I jeans di Jacob Cohën sono l’antitesi del capo basico. Infatti se all’apparenza, ma solo al primo sguardo, le creazioni di Nicola Bardelle sembrano uno dei tanti pantaloni per i momenti più free, basta avvicinarsi, osservarli e toccarli per capire che si è davanti a un capo di altissimo livello, unico nel suo genere: un vero e proprio lusso da indossare.

Lo sguardo si posa sulle impunture, che sono precise come un ricamo, sui bottoni, che sono di palladio lucente. Poi il tatto esplora il denim e sente la mano inconfondibile di una tela antica prodotta su telai storici come solo sanno essere quelli della giapponese Kurabo. In particolare la stagione primavera-estate 2010 si arricchisce nella collezione donna di un jeans a memoria di forma (grazie all’impiego di Lycra Xla T400 nella composizione del tessuto) che manteniene la propria silhouette, anche nei punti di estrema sollecitazione, e di una gamma di pantaloni in gabardine di cotone Pima dall’allure vintage, grazie a strappi e smagliature. Per lui la novità tecnica è un lino mutuato dal mondo militare dalla mano talcata, che nasconde una grande resistenza a strappi e logoramenti. Inoltre, nella linea Academy il denim lascia spazio al fresco di lana, al principe di Galles, ai gessati e ai check, alcuni dei quali realizzati in esclusiva dal Lanificio Vitale Barberis. “Nicola – spiega Marco Tiburzi, direttore commerciale del brandha come concetto base l’accuratezza nella scelta dei tessuti e l’attenzione alle lavorazioni”.
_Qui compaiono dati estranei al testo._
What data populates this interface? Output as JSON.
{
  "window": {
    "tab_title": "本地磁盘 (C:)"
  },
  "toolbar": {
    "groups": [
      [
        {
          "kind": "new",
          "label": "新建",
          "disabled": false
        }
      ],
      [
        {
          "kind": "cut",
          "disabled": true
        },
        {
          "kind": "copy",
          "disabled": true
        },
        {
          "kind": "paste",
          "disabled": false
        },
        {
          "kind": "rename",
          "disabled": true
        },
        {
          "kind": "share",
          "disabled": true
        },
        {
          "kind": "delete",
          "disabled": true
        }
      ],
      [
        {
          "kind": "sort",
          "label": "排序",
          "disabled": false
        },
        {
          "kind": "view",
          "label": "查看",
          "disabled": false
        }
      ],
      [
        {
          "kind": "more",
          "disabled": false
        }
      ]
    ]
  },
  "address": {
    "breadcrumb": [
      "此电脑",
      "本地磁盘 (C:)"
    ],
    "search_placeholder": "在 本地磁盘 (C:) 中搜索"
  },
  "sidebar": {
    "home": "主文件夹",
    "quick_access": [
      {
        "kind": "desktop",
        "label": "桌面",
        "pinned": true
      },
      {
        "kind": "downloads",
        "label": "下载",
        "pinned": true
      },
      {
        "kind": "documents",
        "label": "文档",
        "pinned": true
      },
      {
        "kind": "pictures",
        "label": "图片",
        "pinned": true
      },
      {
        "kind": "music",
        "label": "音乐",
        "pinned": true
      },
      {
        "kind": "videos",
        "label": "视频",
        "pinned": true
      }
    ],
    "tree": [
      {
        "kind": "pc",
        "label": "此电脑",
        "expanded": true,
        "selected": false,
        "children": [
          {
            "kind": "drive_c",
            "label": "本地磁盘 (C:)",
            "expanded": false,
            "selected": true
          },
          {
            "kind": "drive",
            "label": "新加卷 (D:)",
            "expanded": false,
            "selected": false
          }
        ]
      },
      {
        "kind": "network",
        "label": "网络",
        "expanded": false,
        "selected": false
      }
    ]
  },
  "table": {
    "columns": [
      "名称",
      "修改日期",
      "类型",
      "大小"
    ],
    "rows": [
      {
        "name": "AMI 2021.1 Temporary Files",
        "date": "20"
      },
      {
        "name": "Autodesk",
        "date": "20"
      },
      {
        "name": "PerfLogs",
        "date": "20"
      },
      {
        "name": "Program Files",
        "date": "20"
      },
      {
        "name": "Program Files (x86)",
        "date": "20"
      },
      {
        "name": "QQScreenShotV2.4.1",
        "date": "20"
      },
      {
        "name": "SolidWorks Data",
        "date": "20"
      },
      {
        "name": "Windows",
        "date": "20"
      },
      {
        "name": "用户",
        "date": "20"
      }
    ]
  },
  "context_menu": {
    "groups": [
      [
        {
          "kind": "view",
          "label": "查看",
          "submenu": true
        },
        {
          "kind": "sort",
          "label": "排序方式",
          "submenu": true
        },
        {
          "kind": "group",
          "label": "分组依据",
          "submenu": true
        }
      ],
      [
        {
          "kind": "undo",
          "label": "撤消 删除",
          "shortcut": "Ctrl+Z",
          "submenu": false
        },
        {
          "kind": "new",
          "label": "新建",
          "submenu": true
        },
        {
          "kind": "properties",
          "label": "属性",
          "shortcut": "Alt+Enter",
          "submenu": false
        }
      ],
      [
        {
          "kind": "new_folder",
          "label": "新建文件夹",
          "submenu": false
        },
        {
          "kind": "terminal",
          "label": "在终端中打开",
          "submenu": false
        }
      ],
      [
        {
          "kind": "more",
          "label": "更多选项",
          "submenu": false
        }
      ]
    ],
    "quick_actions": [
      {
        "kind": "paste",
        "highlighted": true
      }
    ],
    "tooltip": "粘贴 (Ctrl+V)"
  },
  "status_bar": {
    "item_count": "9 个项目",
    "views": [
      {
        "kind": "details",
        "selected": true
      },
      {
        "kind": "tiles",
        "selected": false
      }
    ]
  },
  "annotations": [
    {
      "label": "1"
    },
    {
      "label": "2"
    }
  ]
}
Questa attenzione si ritrova anche nei prodotti realizzati dai vostri licenziatari o da quelli frutto di co-branding?
Per il momento l’unica licenza attiva è quella con Altana per la linea junior. Abbiamo scelto questa azienda perché è in perfetta sintonia con le nostre filosofie di produzione, di distribuzione e di marketing. Oggi le linee sono due e vanno dai 4 ai 14 anni per lei e per lui. In futuro ci piacerebbe un baby Jacob Cohën. Per quanto riguarda i co-branding, l’ultimo in ordine di tempo è quello con Gilli. Per la maison, Nicola ha disegnato la linea Gilli Jeans ed è una collaborazione nata sotto il segno delle similitudini fra i due mondi, che sono il prestigio e l’esclusività dei prodotti. Questa limited edition, che sarà distribuita solo nei monomarca Gilli, risponde anche a un’esigenza creativa che Nicola non riusciva a incanalare nelle linee Jacob Cohën.
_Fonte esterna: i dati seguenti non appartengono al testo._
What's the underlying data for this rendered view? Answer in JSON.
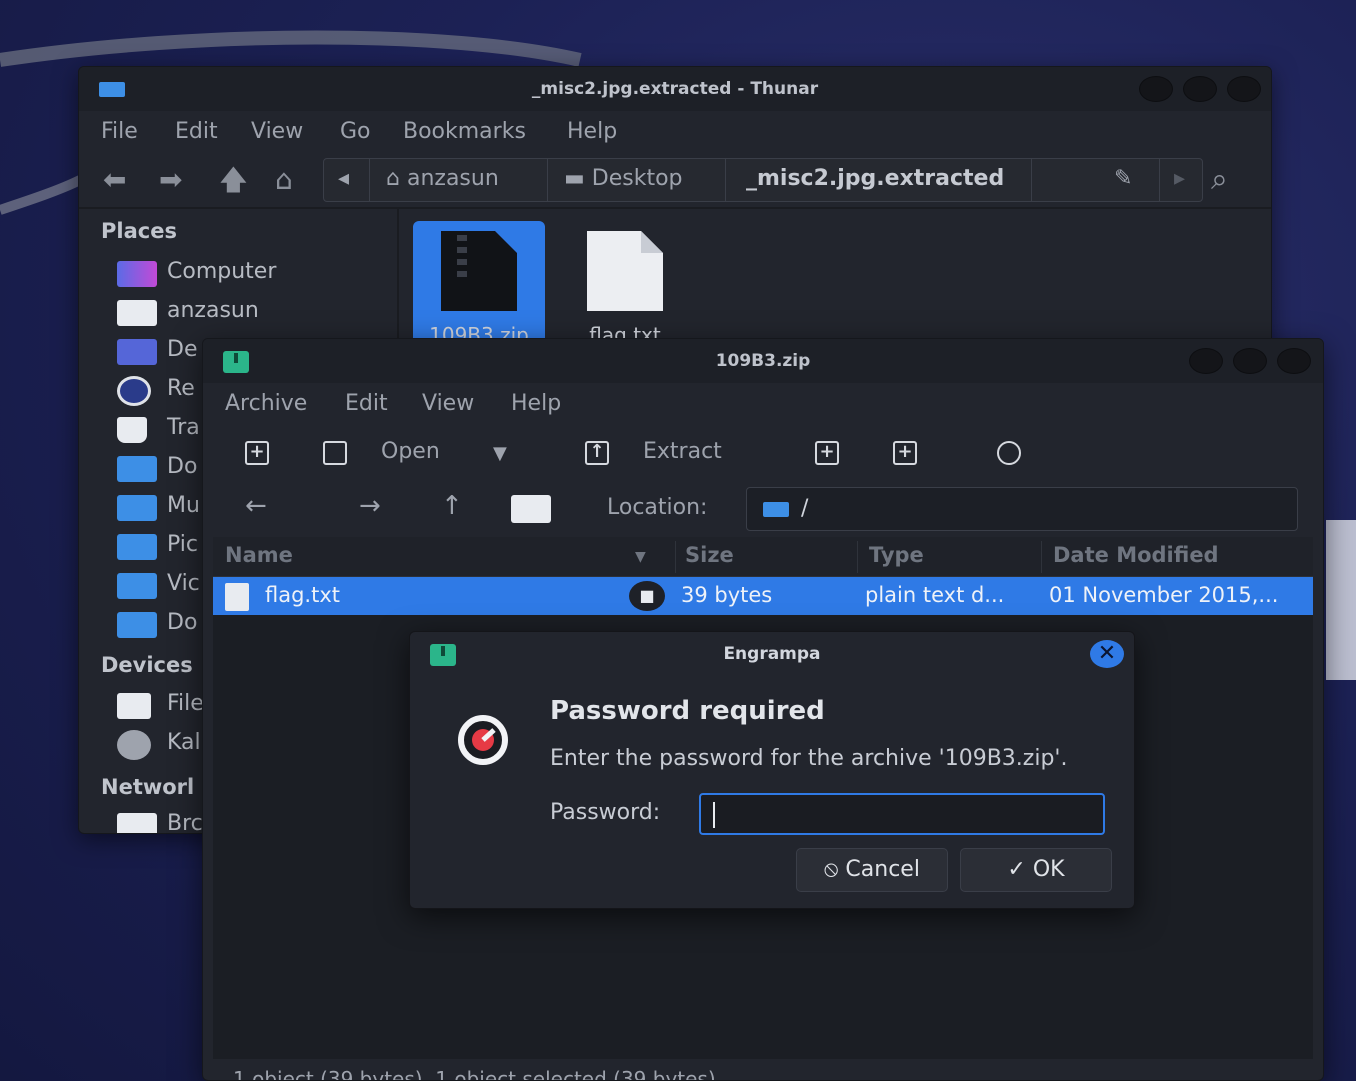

Il mondo Jacob Cohën si completerà con nuove linee di prodotto?
Effettivamente ci siamo accorti che la nostra clientela ha voglia di vivere il marchio nella sua interezza e così stiamo lavorando su più fronti: calzature, profumi e occhiali.
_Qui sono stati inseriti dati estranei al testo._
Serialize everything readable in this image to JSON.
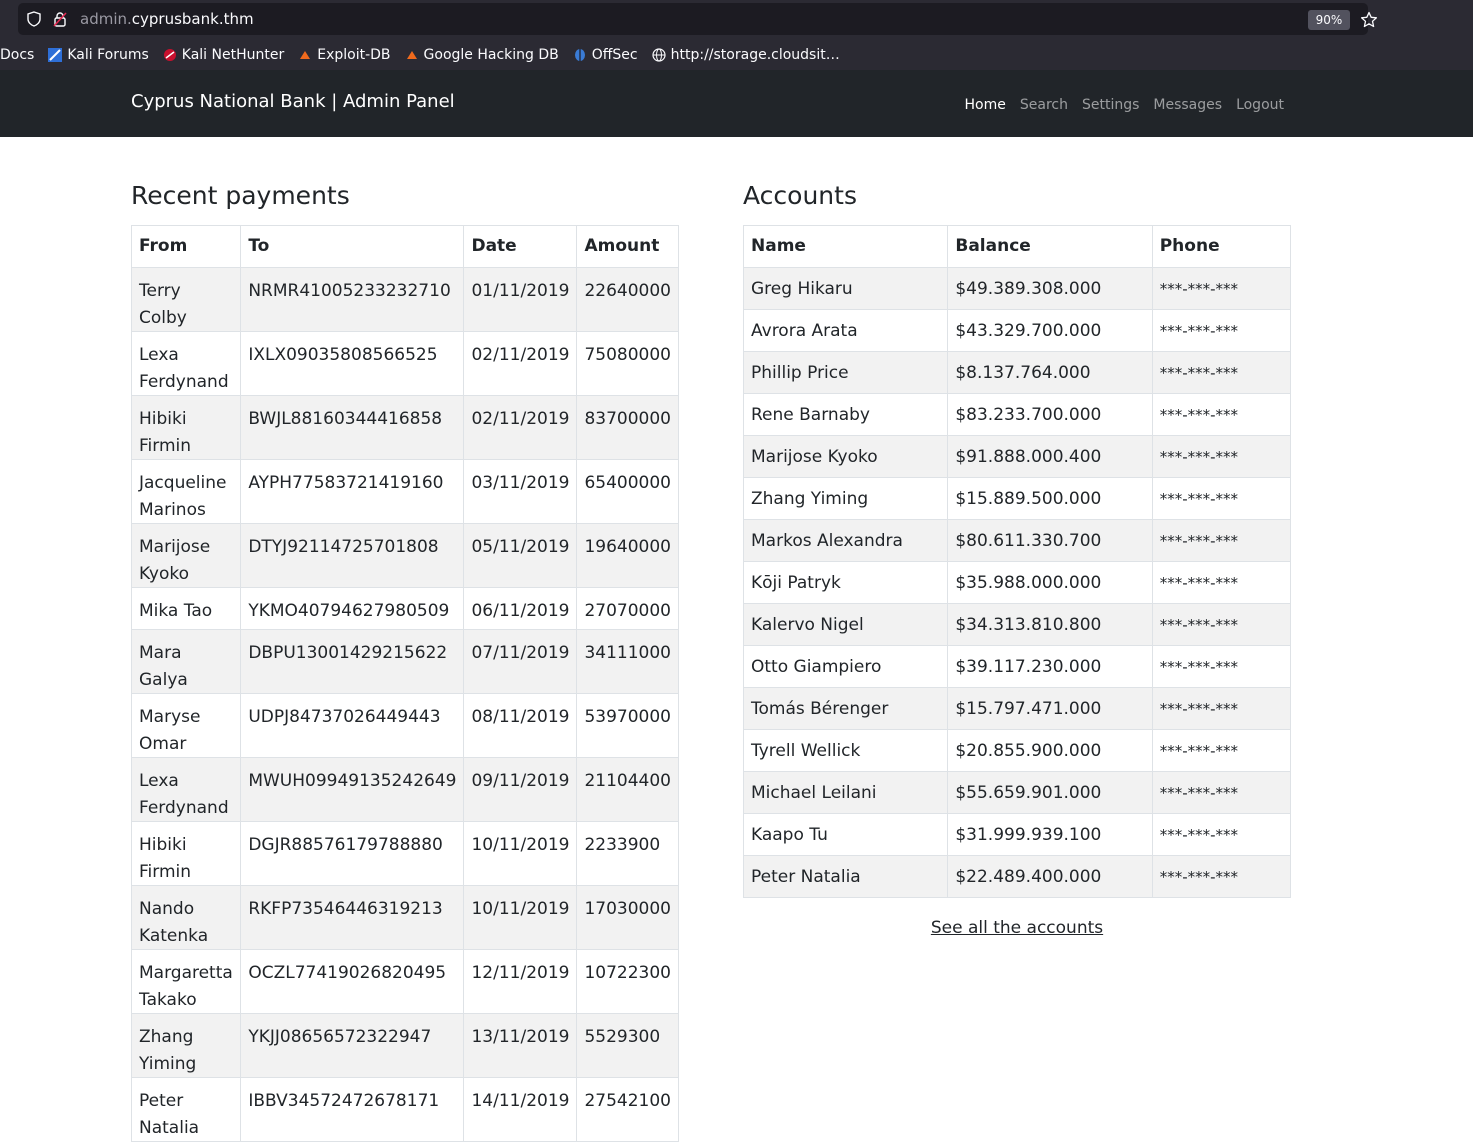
{
  "browser": {
    "url_prefix": "admin.",
    "url_domain": "cyprusbank.thm",
    "zoom": "90%",
    "bookmarks": [
      {
        "label": "Docs",
        "icon": "none"
      },
      {
        "label": "Kali Forums",
        "icon": "kali-icon"
      },
      {
        "label": "Kali NetHunter",
        "icon": "nethunter-icon"
      },
      {
        "label": "Exploit-DB",
        "icon": "exploitdb-icon"
      },
      {
        "label": "Google Hacking DB",
        "icon": "ghdb-icon"
      },
      {
        "label": "OffSec",
        "icon": "offsec-icon"
      },
      {
        "label": "http://storage.cloudsit…",
        "icon": "globe-icon"
      }
    ]
  },
  "navbar": {
    "brand": "Cyprus National Bank | Admin Panel",
    "links": [
      "Home",
      "Search",
      "Settings",
      "Messages",
      "Logout"
    ],
    "active": "Home"
  },
  "payments": {
    "title": "Recent payments",
    "headers": [
      "From",
      "To",
      "Date",
      "Amount"
    ],
    "rows": [
      [
        "Terry Colby",
        "NRMR41005233232710",
        "01/11/2019",
        "22640000"
      ],
      [
        "Lexa Ferdynand",
        "IXLX09035808566525",
        "02/11/2019",
        "75080000"
      ],
      [
        "Hibiki Firmin",
        "BWJL88160344416858",
        "02/11/2019",
        "83700000"
      ],
      [
        "Jacqueline Marinos",
        "AYPH77583721419160",
        "03/11/2019",
        "65400000"
      ],
      [
        "Marijose Kyoko",
        "DTYJ92114725701808",
        "05/11/2019",
        "19640000"
      ],
      [
        "Mika Tao",
        "YKMO40794627980509",
        "06/11/2019",
        "27070000"
      ],
      [
        "Mara Galya",
        "DBPU13001429215622",
        "07/11/2019",
        "34111000"
      ],
      [
        "Maryse Omar",
        "UDPJ84737026449443",
        "08/11/2019",
        "53970000"
      ],
      [
        "Lexa Ferdynand",
        "MWUH09949135242649",
        "09/11/2019",
        "21104400"
      ],
      [
        "Hibiki Firmin",
        "DGJR88576179788880",
        "10/11/2019",
        "2233900"
      ],
      [
        "Nando Katenka",
        "RKFP73546446319213",
        "10/11/2019",
        "17030000"
      ],
      [
        "Margaretta Takako",
        "OCZL77419026820495",
        "12/11/2019",
        "10722300"
      ],
      [
        "Zhang Yiming",
        "YKJJ08656572322947",
        "13/11/2019",
        "5529300"
      ],
      [
        "Peter Natalia",
        "IBBV34572472678171",
        "14/11/2019",
        "27542100"
      ]
    ]
  },
  "accounts": {
    "title": "Accounts",
    "headers": [
      "Name",
      "Balance",
      "Phone"
    ],
    "rows": [
      [
        "Greg Hikaru",
        "$49.389.308.000",
        "***-***-***"
      ],
      [
        "Avrora Arata",
        "$43.329.700.000",
        "***-***-***"
      ],
      [
        "Phillip Price",
        "$8.137.764.000",
        "***-***-***"
      ],
      [
        "Rene Barnaby",
        "$83.233.700.000",
        "***-***-***"
      ],
      [
        "Marijose Kyoko",
        "$91.888.000.400",
        "***-***-***"
      ],
      [
        "Zhang Yiming",
        "$15.889.500.000",
        "***-***-***"
      ],
      [
        "Markos Alexandra",
        "$80.611.330.700",
        "***-***-***"
      ],
      [
        "Kōji Patryk",
        "$35.988.000.000",
        "***-***-***"
      ],
      [
        "Kalervo Nigel",
        "$34.313.810.800",
        "***-***-***"
      ],
      [
        "Otto Giampiero",
        "$39.117.230.000",
        "***-***-***"
      ],
      [
        "Tomás Bérenger",
        "$15.797.471.000",
        "***-***-***"
      ],
      [
        "Tyrell Wellick",
        "$20.855.900.000",
        "***-***-***"
      ],
      [
        "Michael Leilani",
        "$55.659.901.000",
        "***-***-***"
      ],
      [
        "Kaapo Tu",
        "$31.999.939.100",
        "***-***-***"
      ],
      [
        "Peter Natalia",
        "$22.489.400.000",
        "***-***-***"
      ]
    ],
    "see_all": "See all the accounts"
  }
}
A quando queste nuove linee?
Sono nell’aria. Già ogni stagione laviamo i nostri capi impiegando delle essenze che ben si prestano a diventare dei profumi. Per quanto riguarda l’eyewear, Nicola è un grande collezionista di montature e quindi vedo molto realistica una possibile collaborazione con un produttore.

Un così ampio catalogo troverebbe giusta collocazione all’interno di un monomarca…
Stiamo pensando seriamente a un flagship. E stiamo guardando a una giusta location a Milano. Inoltre, ci arrivano richieste per partnership da tutta Europa, dal Middle e dal Far East e, non previste, dal Sud Africa.

Tanti i progetti in un momento così particolare a livello economico mondiale…
Devo dire che per noi il 2009 è stato un anno interessante in uno scenario globale complesso. Abbiamo avuto un incremento a due cifre del giro d’affari che ci ha portato a un fatturato di 40 milioni di euro. Siamo fiduciosi anche per il prossimo anno. Infatti, gli ordini per la primavera-estate hanno registrato un +22% rispetto al primo semestre del 2009. Questi sono dati da sottolineare, perché quest’anno abbiamo anche portato avanti una politica di attenzione alla distribuzione riducendo il numero dei nostri clienti.

I risultati sono stati omogenei in Italia e all’estero?
Sì, anche se diversificati sui diversi mercati abbiamo segnato positivamente anche il dato relativo alle esportazioni. Oggi la nostra quota export si attesta al 35% del giro d’affari globale. Questa percentuale dovrebbe aumentare e raggiungere il 50% entro i prossimi tre anni. In particolare incrementeremo nei Paesi dove siamo già presenti (Europa, Giappone e repubbliche dell’ex-blocco sovietico, ndr) mentre stiamo aspettando la ripresa del mercato Usa, per il quale abbiamo già pronta una strategia di approccio ad hoc.